Humphrey School Partnering on Federal Grant to Research Autonomous Vehicles

Project will rethink transportation services to enable smart, connected communities
October 12, 2018


An autonomous bus demonstration on the UMN Washington Avenue pedestrian bridge
An autonomous bus demonstration on the UMN Washington Avenue pedestrian bridge.
Photo: Michael McCarthy, CTS

It’s only a matter of time before self-driving (autonomous) vehicles become a common sight on city streets around the country. And just as the Internet has completely transformed how we interact with each other in cyberspace, autonomous vehicles will no doubt transform how we move from place to place in the physical world.

A team of researchers at the University of Minnesota, including Professor Yingling Fan and research fellow Frank Douma from the Humphrey School of Public Affairs, is launching a three-year study to help plan that transformation. The National Science Foundation (NSF) recently announced the $1.75 million grant to fund the study as part of its Smart & Connected Communities program.

The grant, entitled Leveraging Autonomous Shared Vehicles for Greater Community Health, Equity, Livability, and Prosperity (HELP), supports fundamental research on the critical challenge facing many cities and communities—how to leverage the emergence of autonomous vehicles to rethink and redesign transportation services, and enable smart and connected communities where everyone benefits.

Zhi-Li Zhang, professor of computer science and engineering, is the lead researcher on the grant. Faculty in the College of Science and Engineering and the College of Design are also on the research team. 

The project imagines an ambitious "smart cloud commuting system" based on giant pools of shared autonomous vehicles—ranging in size from passenger cars to vans, shuttles, and buses—that could complement and replace current transportation modes such as personal vehicles, public transit, and cabs. Unlike the car-sharing services of today, this on-demand system would not only serve users’ occasional, ad hoc trips, but also could meet their daily commuting needs.

If that kind of system were in place, fewer people may opt to own a car. Large parking ramps and surface lots may no longer be necessary. Streets and highways could be redesigned with narrower traffic lanes or more green space.

“Using shared autonomous vehicles will disrupt public and private transportation systems in many different ways,” says Douma, “much like ride-hailing services such as Uber and Lyft have disrupted taxi services. These issues such as infrastructure redesign and land use will need to be carefully thought out and planned.”

The rendering below from the College of Design illustrates how one city street in St. Paul could be transformed if autonomous vehicles become commonplace.  

Rendering of how a streetscape could change with autonomous vehicles

Douma is currently leading a research project examining how the ABC parking ramps in downtown Minneapolis can continue to serve as multimodal transportation connections, and they’ll be considered as a potential autonomous vehicle depot and mobility hub for the envisioned commuting system.
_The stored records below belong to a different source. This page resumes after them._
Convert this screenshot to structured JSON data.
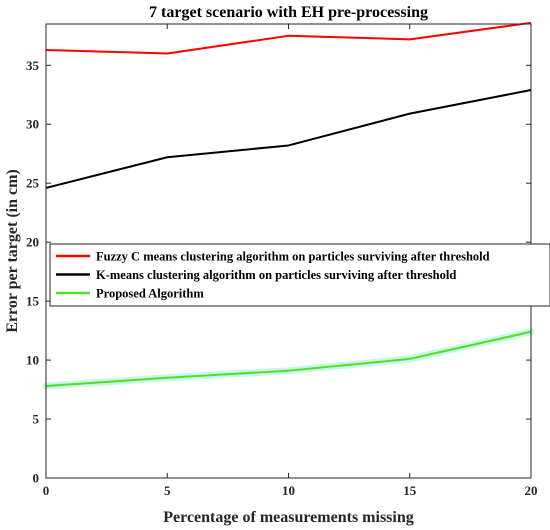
{
  "chart_data": {
    "type": "line",
    "title": "7 target scenario with EH pre-processing",
    "xlabel": "Percentage of measurements missing",
    "ylabel": "Error per target (in cm)",
    "x": [
      0,
      5,
      10,
      15,
      20
    ],
    "xlim": [
      0,
      20
    ],
    "ylim": [
      0,
      38.5
    ],
    "xticks": [
      0,
      5,
      10,
      15,
      20
    ],
    "yticks": [
      0,
      5,
      10,
      15,
      20,
      25,
      30,
      35
    ],
    "grid": false,
    "legend_position": "center",
    "series": [
      {
        "name": "Fuzzy C means clustering algorithm on particles surviving after threshold",
        "color": "#ff0000",
        "values": [
          36.3,
          36.0,
          37.5,
          37.2,
          38.6
        ]
      },
      {
        "name": "K-means clustering algorithm on particles surviving after threshold",
        "color": "#000000",
        "values": [
          24.6,
          27.2,
          28.2,
          30.9,
          32.9
        ]
      },
      {
        "name": "Proposed Algorithm",
        "color": "#55dd22",
        "band_color": "#c8f5ea",
        "values": [
          7.8,
          8.5,
          9.1,
          10.1,
          12.4
        ]
      }
    ]
  }
}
Researchers also want to ensure that new autonomous vehicle systems provide equitable service to economically disadvantaged communities. Professor Fan has conducted extensive research on the issue of spatial mismatch in the Twin Cities metro area—which illustrates where disadvantaged populations live compared to where suitable jobs are available.

“One key barrier for people looking for jobs is a lack of transportation from Minneapolis to the southwestern suburbs, for example, which is an area with ample job opportunities,” says Fan. “Using autonomous vehicles in this way would provide affordable transportation services to all communities throughout the metro area, connecting them to essential economic opportunities."
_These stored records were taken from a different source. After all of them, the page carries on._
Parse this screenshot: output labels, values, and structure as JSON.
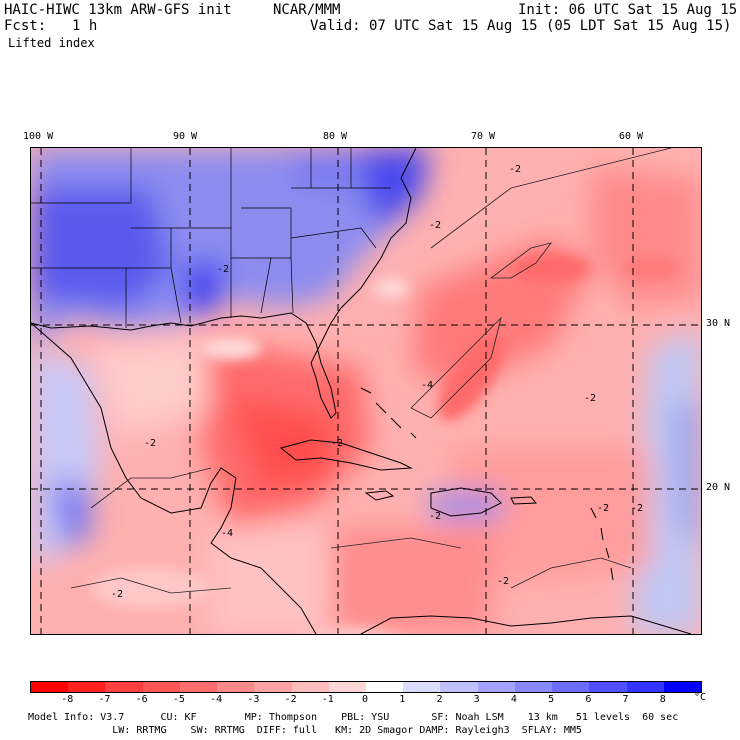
{
  "header": {
    "model_title": "HAIC-HIWC 13km ARW-GFS init",
    "org": "NCAR/MMM",
    "init_label": "Init: 06 UTC Sat 15 Aug 15",
    "fcst_label": "Fcst:",
    "fcst_value": "1 h",
    "valid_label": "Valid: 07 UTC Sat 15 Aug 15 (05 LDT Sat 15 Aug 15)",
    "field_name": "Lifted index"
  },
  "map": {
    "lon_labels": [
      "100 W",
      "90 W",
      "80 W",
      "70 W",
      "60 W"
    ],
    "lat_labels": [
      "30 N",
      "20 N"
    ],
    "contour_labels": [
      "-2",
      "-2",
      "-2",
      "-4",
      "-2",
      "-2",
      "-2",
      "-2",
      "-2",
      "-4",
      "-2",
      "-2",
      "-2",
      "0"
    ],
    "grid_color": "#000000"
  },
  "legend": {
    "labels": [
      "-8",
      "-7",
      "-6",
      "-5",
      "-4",
      "-3",
      "-2",
      "-1",
      "0",
      "1",
      "2",
      "3",
      "4",
      "5",
      "6",
      "7",
      "8"
    ],
    "unit": "°C",
    "colors": [
      "#ff0000",
      "#ff2020",
      "#ff4040",
      "#ff5555",
      "#ff6e6e",
      "#ff8888",
      "#ffa2a2",
      "#ffbcbc",
      "#ffd6d6",
      "#ffffff",
      "#dcdcff",
      "#c0c0ff",
      "#a4a4ff",
      "#8888ff",
      "#6c6cff",
      "#5050ff",
      "#3434ff",
      "#0000ff"
    ]
  },
  "footer": {
    "line1": "Model Info: V3.7      CU: KF        MP: Thompson    PBL: YSU       SF: Noah LSM    13 km   51 levels  60 sec",
    "line2": "              LW: RRTMG    SW: RRTMG  DIFF: full   KM: 2D Smagor DAMP: Rayleigh3  SFLAY: MM5"
  }
}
Fan’s and Douma’s related research is one reason the Humphrey School is a good fit for this project. The School also has long-standing collaborative relationships with government agencies on all levels, businesses, and nonprofit organizations, as well as diverse communities and neighborhoods in working on a wide range of research, education and outreach projects.
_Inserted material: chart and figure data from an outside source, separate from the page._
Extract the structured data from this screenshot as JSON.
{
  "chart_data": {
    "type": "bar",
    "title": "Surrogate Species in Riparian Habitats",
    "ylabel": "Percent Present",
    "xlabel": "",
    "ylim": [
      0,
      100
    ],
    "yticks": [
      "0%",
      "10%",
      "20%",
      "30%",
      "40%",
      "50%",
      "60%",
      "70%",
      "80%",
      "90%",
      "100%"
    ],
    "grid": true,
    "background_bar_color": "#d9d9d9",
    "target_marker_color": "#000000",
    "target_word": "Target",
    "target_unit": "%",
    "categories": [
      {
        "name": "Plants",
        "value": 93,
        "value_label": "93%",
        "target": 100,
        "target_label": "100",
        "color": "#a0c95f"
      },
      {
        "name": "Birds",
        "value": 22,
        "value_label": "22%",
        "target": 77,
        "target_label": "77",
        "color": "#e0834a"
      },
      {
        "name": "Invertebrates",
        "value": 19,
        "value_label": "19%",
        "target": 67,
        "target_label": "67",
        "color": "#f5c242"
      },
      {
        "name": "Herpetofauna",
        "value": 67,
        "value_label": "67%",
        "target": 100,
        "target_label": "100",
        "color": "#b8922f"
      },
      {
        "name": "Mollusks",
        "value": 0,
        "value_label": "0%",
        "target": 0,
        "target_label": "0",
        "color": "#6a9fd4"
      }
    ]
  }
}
“Those connections will be vital as we reach out to the community in this new research project,” says Douma. “We believe it’s important to engage with diverse communities to understand the broad socioeconomic challenges and impacts of shared autonomous vehicles, and work together to develop innovative solutions to promote greater community health, equity, livability and prosperity.”

“Public agencies are tasked with making long term investments in infrastructure, and those  investments last decades if not centuries,” Fan adds. “We’re hoping that this work will inform local and statewide decision making for our cities and communities, because getting these right is critical.”

The results of the three-year research project will include policy recommendations, design guidelines, and quantifiable information.